According to Stephen Chapman, Ph.D., Associate Professor of Political Science and Sociology and FAMCO’s acting Mediation Officer, there are many factors that make up the whole of the faculty’s contract with the University. Chapman explained, “The contract informs faculty of the processes for applying for promotion or reappointment. It also lays out teaching load requirements dependent on academic title, a general layout on service and research (although much of this is more department-specific), as well as salary and benefits. It also has agreements between the faculty and administration, such as a commitment to academic freedom. There are also provisions about what happens when someone violates the contract, be that a faculty member or member of the administration.”
All of these contract goals fall under FAMCO’s campaign motto for 2024: S.E.A.L. (Stability, Equity, Accountability, and Livelihoods with dignity).

Turner elaborated on these points, further explaining the concept behind each. “Through this bargaining process, FAMCO aims to ‘S.E.A.L the Deal’ by fighting for Stability for faculty and students; Equity in faculty compensation and workloads; Accountability in the context of our academic mission; and Livelihoods with Dignity to ensure that faculty are able to devote their time and energy to supporting and educating the students at Monmouth University.”

“Of all members of the MU community, faculty have the closest links to students,” said Chapman. “Our working conditions are directly related to the quality of education delivered to students. If faculty are stretched too thin, undercompensated, or feel as if they are not equal partners in shared governance, it hits directly at the morale and culture of the campus community.”

In order to promote student engagement with FAMCO’s campaign, the organization will be hosting information booths on Wednesday, Mar. 20, at the Student Center from 11:30 a.m.-2 p.m. and at the Graduate Center Lobby from 6 p.m.-8 p.m. Sanjana Ragudaran, Ph.D., MSW, Assistant Professor of the School of Social Work, is FAMCO’s field coordinator. She said, “The event is an opportunity for students to learn more about the contract negotiations between faculty and administration. We hope that by gaining this insight, students realize this importance to their academic health and support us by showing their ‘S.E.A.L. of Approval.’ We will have giveaways (stickers, buttons etc.) for students to show their solidarity.”

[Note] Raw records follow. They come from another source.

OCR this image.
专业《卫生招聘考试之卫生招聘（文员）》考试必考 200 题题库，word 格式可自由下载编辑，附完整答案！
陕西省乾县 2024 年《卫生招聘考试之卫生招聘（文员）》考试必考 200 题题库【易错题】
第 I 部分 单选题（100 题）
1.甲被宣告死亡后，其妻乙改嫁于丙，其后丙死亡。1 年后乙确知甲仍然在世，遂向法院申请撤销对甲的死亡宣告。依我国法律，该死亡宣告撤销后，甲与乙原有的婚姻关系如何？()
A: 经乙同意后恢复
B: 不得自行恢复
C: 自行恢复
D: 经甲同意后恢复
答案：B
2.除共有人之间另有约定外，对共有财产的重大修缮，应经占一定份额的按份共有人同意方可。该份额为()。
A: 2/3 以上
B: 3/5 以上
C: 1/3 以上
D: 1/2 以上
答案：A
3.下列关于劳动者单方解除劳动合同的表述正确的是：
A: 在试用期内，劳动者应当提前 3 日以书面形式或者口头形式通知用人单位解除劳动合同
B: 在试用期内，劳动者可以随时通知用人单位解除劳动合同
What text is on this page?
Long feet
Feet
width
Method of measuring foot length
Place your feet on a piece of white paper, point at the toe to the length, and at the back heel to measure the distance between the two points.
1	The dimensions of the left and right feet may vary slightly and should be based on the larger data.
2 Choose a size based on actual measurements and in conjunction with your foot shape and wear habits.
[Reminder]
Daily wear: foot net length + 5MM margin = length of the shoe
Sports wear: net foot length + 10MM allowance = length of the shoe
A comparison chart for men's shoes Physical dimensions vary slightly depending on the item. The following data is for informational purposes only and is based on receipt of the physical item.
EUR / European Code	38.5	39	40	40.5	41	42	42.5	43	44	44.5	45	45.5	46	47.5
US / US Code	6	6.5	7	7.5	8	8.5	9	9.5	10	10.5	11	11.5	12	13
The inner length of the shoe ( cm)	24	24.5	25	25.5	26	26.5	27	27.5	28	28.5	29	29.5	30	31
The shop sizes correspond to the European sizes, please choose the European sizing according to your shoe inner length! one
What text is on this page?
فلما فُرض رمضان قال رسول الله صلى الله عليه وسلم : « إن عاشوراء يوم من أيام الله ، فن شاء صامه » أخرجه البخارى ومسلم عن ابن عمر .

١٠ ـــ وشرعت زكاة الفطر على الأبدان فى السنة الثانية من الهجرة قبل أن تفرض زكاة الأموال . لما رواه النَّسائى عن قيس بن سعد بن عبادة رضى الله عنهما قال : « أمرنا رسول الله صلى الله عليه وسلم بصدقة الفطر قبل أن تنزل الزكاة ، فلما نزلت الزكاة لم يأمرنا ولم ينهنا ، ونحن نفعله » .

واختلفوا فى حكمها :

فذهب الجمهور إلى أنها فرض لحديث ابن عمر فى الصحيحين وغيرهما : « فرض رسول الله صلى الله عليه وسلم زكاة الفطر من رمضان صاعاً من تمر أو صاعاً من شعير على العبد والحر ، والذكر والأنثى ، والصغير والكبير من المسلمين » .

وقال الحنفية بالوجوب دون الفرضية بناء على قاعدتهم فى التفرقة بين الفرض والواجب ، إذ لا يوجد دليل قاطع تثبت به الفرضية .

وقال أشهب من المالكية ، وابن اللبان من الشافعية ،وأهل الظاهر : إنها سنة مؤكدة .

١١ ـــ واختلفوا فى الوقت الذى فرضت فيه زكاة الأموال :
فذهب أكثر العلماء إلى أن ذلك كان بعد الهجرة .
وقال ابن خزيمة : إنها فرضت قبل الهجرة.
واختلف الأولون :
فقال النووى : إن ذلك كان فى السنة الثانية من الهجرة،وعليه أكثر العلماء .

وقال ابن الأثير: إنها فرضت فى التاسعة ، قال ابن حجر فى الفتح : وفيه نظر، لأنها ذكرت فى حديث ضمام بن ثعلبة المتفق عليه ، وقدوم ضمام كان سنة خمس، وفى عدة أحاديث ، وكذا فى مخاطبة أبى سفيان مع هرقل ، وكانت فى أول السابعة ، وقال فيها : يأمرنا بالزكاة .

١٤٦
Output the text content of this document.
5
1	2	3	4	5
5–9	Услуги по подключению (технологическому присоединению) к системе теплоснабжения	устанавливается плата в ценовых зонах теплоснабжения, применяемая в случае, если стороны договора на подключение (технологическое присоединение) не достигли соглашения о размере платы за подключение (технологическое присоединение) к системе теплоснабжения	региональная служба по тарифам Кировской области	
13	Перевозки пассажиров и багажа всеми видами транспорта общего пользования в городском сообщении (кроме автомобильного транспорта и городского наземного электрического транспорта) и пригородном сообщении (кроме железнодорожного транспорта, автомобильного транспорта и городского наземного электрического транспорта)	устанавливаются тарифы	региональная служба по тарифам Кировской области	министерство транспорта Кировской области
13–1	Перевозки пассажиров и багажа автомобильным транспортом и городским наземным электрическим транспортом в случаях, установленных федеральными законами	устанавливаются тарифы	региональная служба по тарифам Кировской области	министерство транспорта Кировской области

She elaborated, “I hope students learn about what we are bargaining for in our contract, continue to stay tuned throughout this process, and support us. It is important for us as educators as not only are we bargaining for our working rights, but also aspire to be role models for our students for when they enter the workforce.”

“We are encouraged to know the S.E.A.L. the Deal campaign has energized our faculty who continue to hold a deep allegiance to MU and our students despite the rocky surf we all have endured these last few years,” Foster concluded. “We are proud of our students and colleagues at Monmouth, and are eager to get into the substance of our negotiations to keep our community strong.”